Stockfish cod drying in traditional Norwegian facility, stacked floor to ceiling
Stockfish, air-dried cod that sustained coastal communities for centuries, depends on healthy fish populations supported by kelp forest ecosystems. Photo: Manxruler / Wikimedia Commons (Public Domain)

Sámi communities along the coast understood these interconnections through generations of observation. Traditionally, coastal Sámi pursued diverse livelihoods including fishing, hunting marine mammals, and seasonal movement between islands and fjords. Their traditional ecological knowledge recognized the relationships between habitat, fish populations, and sustainable harvest long before modern marine science formalized these concepts.

The restoration work in Porsangerfjord demonstrates what becomes possible when intervention targets the root cause. In 2013, researchers used 200 tons of quicklime to reduce sea urchin populations, and kelp recovered within a year at treated sites. The treatment proved remarkably selective; non-target species remained largely unaffected. Within months, divers documented lumpfish laying eggs among the new kelp stands, cod and pollock schools returning, and the gradual recolonization of invertebrates and crustaceans.

Interestingly, an invasive species has aided the recovery. Red king crabs, introduced to Russian waters decades ago and now expanding westward, prey heavily on sea urchins. The king crab contributed to kelp recovery even in untreated areas by keeping new generations of sea urchins at low levels, though native predators would be preferable for long-term ecosystem balance.

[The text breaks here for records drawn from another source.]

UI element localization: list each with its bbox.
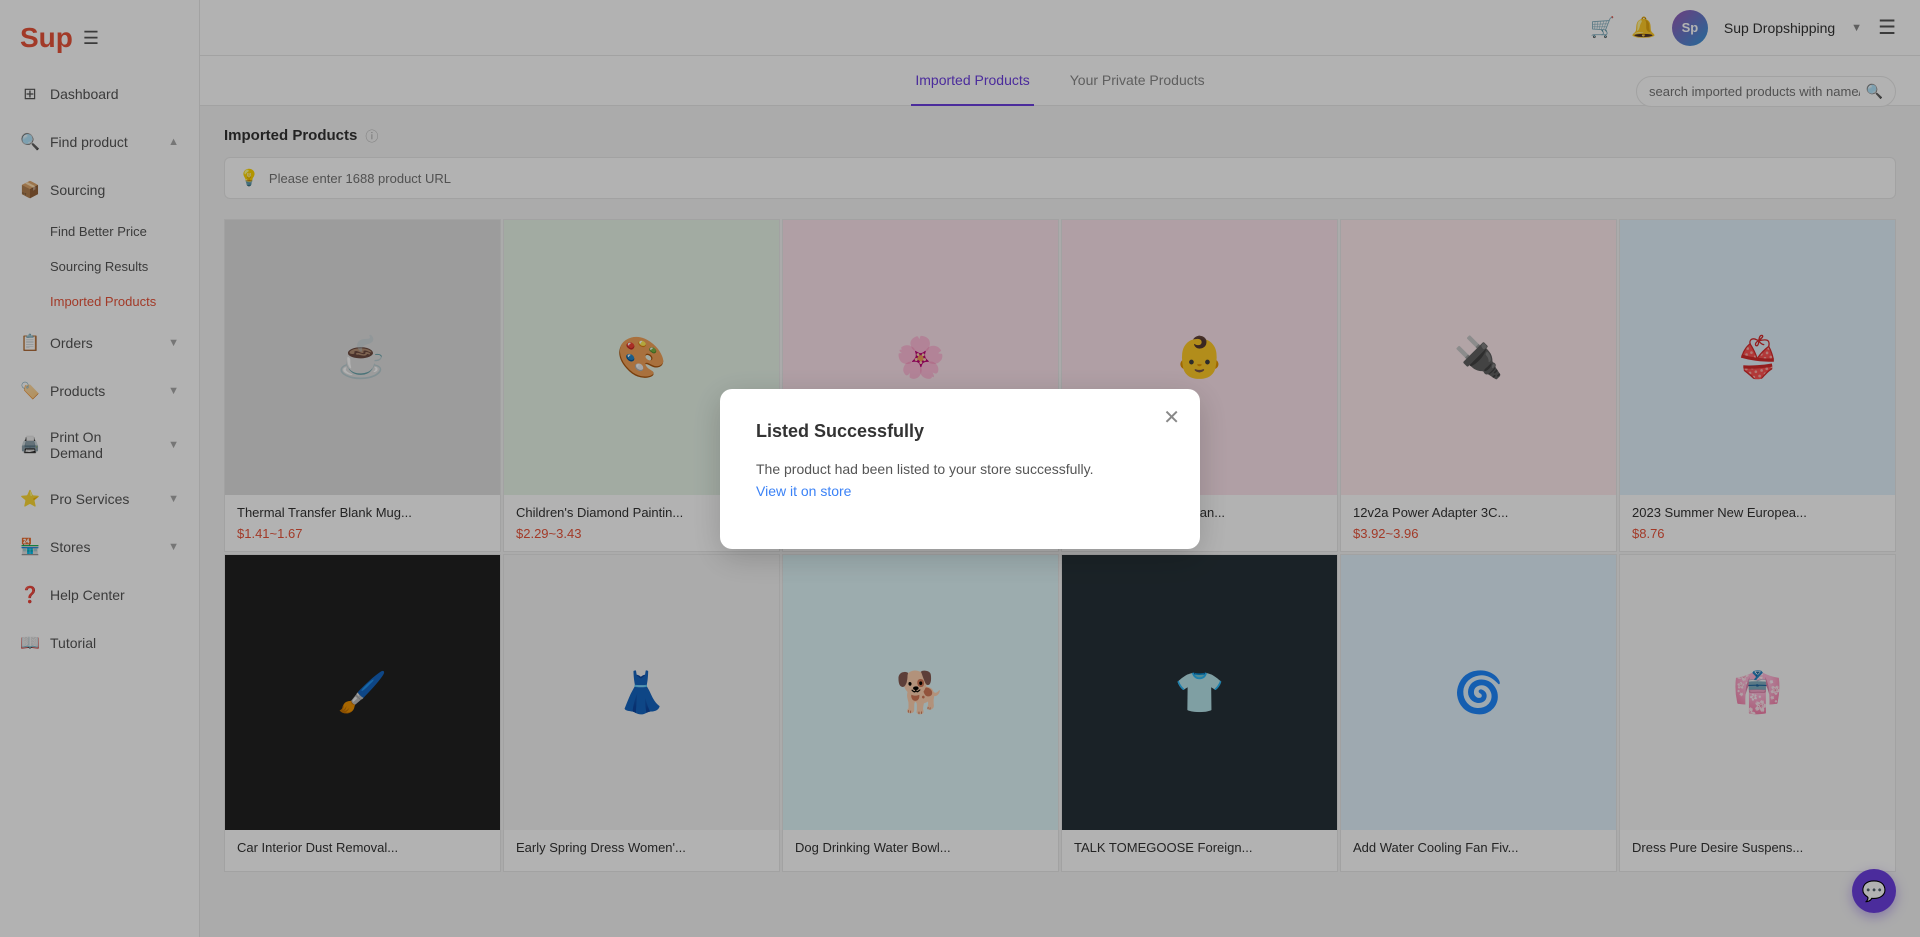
- modal-dialog: ✕ Listed Successfully The product had be…: [720, 389, 1200, 549]
- close-icon: ✕: [1163, 407, 1180, 429]
- modal-body: The product had been listed to your stor…: [756, 458, 1164, 503]
- modal-close-button[interactable]: ✕: [1163, 405, 1180, 430]
- modal-overlay[interactable]: ✕ Listed Successfully The product had be…: [0, 0, 1920, 937]
- modal-title: Listed Successfully: [756, 421, 1164, 442]
- view-on-store-link[interactable]: View it on store: [756, 483, 851, 499]
- modal-body-text: The product had been listed to your stor…: [756, 461, 1093, 477]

This resilience carries implications for marine restoration globally, but also demands humility. The recovery depends on maintaining predator populations, which means rethinking harvest pressures on species we’ve historically viewed as commodities rather than ecological keystones (cod, wolffish, haddock). It means recognizing that traditional foodways and marine ecosystem health are not competing interests but intimately linked expressions of coastal abundance. It’s the possibility of repair, the capacity of damaged systems to remember themselves back into being when we give them room to do so.